The Single Channel Oscilloscope?

We’ve recently seen a number of announcements for single channel digital oscilloscopes. Some are configured like a (very large) pen. This is convenient, but the single channel is a real limitation.

A single channel scope can display one signal, so it can show you a signal at that point in the circuit: amplitude, frequency, waveform shape and so on. That’s certainly useful.

However, a large part of oscilloscope use is to determine the relationship between two or more signals.  For example, when signal A transitions high, does signal B transition low?  What is the time spacing between those two events?  That information requires a two-channel display.

If two channels are good, are four channels even better? There are some measurement situations where four channels are useful, but this is more a matter of convenience than necessity.

Suppose you need to view three signals A, B and C and you have a two-channel scope.  Then you could view and trigger from the A signal on channel 1. Then use channel 2 to view signal B and then signal C.  You can see B and C individually and relate them back to signal A, so you can determine the time relationship between all three signals.

It is more convenient to have all four traces visible, but this creates other challenges: keeping track of which trace is which, and configuring the various display and triggering controls.

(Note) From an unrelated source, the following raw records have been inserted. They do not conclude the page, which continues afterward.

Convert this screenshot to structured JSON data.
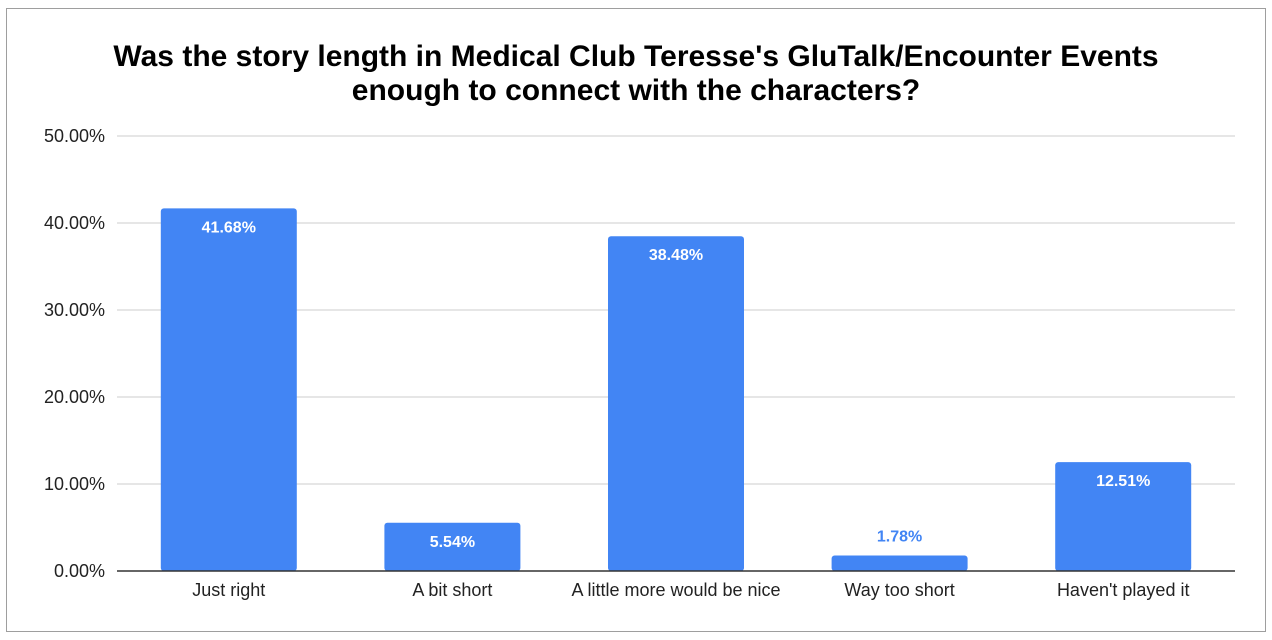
{
  "chart_data": {
    "type": "bar",
    "title_lines": [
      "Was the story length in Medical Club Teresse's GluTalk/Encounter Events",
      "enough to connect with the characters?"
    ],
    "xlabel": "",
    "ylabel": "",
    "categories": [
      "Just right",
      "A bit short",
      "A little more would be nice",
      "Way too short",
      "Haven't played it"
    ],
    "values": [
      41.68,
      5.54,
      38.48,
      1.78,
      12.51
    ],
    "data_labels": [
      "41.68%",
      "5.54%",
      "38.48%",
      "1.78%",
      "12.51%"
    ],
    "ylim": [
      0,
      50
    ],
    "yticks": [
      0,
      10,
      20,
      30,
      40,
      50
    ],
    "ytick_labels": [
      "0.00%",
      "10.00%",
      "20.00%",
      "30.00%",
      "40.00%",
      "50.00%"
    ],
    "grid": true,
    "legend": "none",
    "colors": {
      "bar": "#4285f4",
      "label_inside": "#ffffff",
      "label_outside": "#4285f4",
      "grid": "#cccccc",
      "axis": "#333333"
    }
  }
}
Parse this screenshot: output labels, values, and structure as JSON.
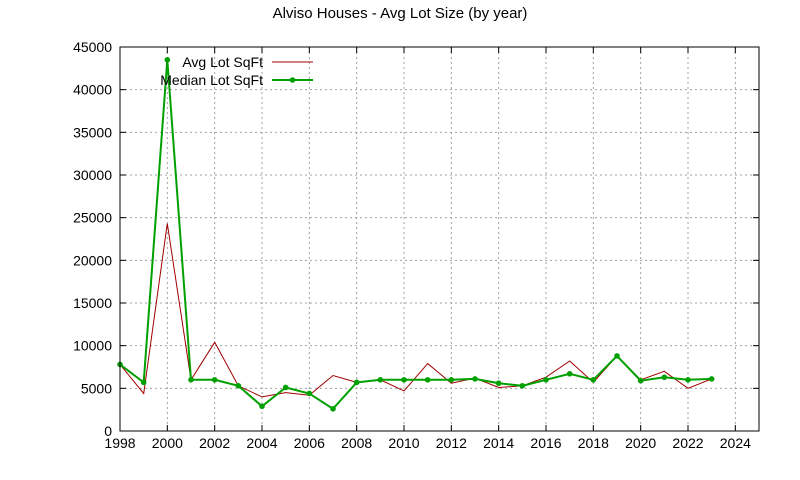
{
  "chart_data": {
    "type": "line",
    "title": "Alviso Houses - Avg Lot Size (by year)",
    "xlabel": "",
    "ylabel": "",
    "xlim": [
      1998,
      2025
    ],
    "ylim": [
      0,
      45000
    ],
    "xticks": [
      1998,
      2000,
      2002,
      2004,
      2006,
      2008,
      2010,
      2012,
      2014,
      2016,
      2018,
      2020,
      2022,
      2024
    ],
    "yticks": [
      0,
      5000,
      10000,
      15000,
      20000,
      25000,
      30000,
      35000,
      40000,
      45000
    ],
    "grid": true,
    "legend_position": "top-left",
    "x": [
      1998,
      1999,
      2000,
      2001,
      2002,
      2003,
      2004,
      2005,
      2006,
      2007,
      2008,
      2009,
      2010,
      2011,
      2012,
      2013,
      2014,
      2015,
      2016,
      2017,
      2018,
      2019,
      2020,
      2021,
      2022,
      2023
    ],
    "series": [
      {
        "name": "Avg Lot SqFt",
        "color": "#a00000",
        "marker": false,
        "values": [
          7800,
          4400,
          24300,
          6000,
          10400,
          5300,
          4000,
          4500,
          4200,
          6500,
          5700,
          6000,
          4700,
          7900,
          5600,
          6200,
          5100,
          5300,
          6300,
          8200,
          5700,
          8800,
          6000,
          7000,
          5000,
          6100
        ]
      },
      {
        "name": "Median Lot SqFt",
        "color": "#00a000",
        "marker": true,
        "values": [
          7800,
          5700,
          43500,
          6000,
          6000,
          5300,
          2900,
          5100,
          4400,
          2600,
          5700,
          6000,
          6000,
          6000,
          6000,
          6100,
          5600,
          5300,
          6000,
          6700,
          6000,
          8800,
          5900,
          6300,
          6000,
          6100
        ]
      }
    ]
  }
}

The cost of an oscilloscope is spread over different components: the analog front end, the digital and microprocessor section, the power supplies and the physical case.  For a two channel scope, the additional cost is in the second analog front end.  Given the additional utility of a two channel scope, we think it’s worth it.  So, you may find an application where a single channel scope is fine.  For general purpose circuit debugging, however, you’ll need a scope with at least two channels.